Y	Hacker News new \| ask \| show \| jobs


	by formalreconfirm 391 days ago
	That's the part I don't really get. In the Manifesto they are talking about scaling to hundreds of terabytes and thousands of compute nodes. But DuckDB compute nodes, even if they are very performant, at the end are single nodes, so even if your lakehouse contains TB of data, you will be limited to your biggest client capacity (I know DuckDB works well with data bigger than memory, but still, I suppose it can reach limits at some point). At the end I think DuckLake is aimed at lakehouses of "reasonable" size the same way DuckDB is intended for data of "reasonable" size.

2 comments

dkdcio 391 days ago

Huge "it depends", but typically organizations are not querying all of their data at once. Usually, they're processing it in some time-based increments.
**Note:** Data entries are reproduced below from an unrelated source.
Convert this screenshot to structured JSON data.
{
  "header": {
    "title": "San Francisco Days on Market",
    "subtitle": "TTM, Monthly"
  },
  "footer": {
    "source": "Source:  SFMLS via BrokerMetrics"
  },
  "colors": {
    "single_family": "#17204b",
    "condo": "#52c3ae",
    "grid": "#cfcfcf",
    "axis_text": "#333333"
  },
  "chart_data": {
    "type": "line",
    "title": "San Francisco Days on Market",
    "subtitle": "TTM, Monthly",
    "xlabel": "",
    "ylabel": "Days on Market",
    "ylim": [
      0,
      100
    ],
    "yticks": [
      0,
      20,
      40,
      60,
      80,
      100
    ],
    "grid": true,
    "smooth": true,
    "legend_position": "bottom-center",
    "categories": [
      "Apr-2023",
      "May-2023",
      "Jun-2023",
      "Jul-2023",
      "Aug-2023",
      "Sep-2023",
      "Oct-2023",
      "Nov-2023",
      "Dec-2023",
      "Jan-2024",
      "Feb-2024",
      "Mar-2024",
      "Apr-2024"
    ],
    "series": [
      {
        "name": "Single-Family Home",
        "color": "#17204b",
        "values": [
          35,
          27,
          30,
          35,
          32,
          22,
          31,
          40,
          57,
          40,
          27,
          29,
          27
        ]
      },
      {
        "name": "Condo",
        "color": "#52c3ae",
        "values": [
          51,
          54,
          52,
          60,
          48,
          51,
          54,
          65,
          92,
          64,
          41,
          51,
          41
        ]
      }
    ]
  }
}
Even if it's in the TB-range, we're at the point where high-spec laptops can handle it (my own benchmarking: https://ibis-project.org/posts/1tbc/). When I tried to go up to 10TB TPC-H queries on large cloud VMs I did hit some malloc (or other memory) issues, but that was a while ago and I imagine DuckDB can fly past that these days too. Single-node definitely has limits, but it's hard to see how 99%+ of organizations really need distributed computing in 2025.

mrbungie 391 days ago

You can run a fleet of DuckDB instances and process data in a partitioned way.

Yes, there must be some use cases where you need all the data loaded up and addressable seamlessly across a cluster, but those are rare and typically FAANG-class problems.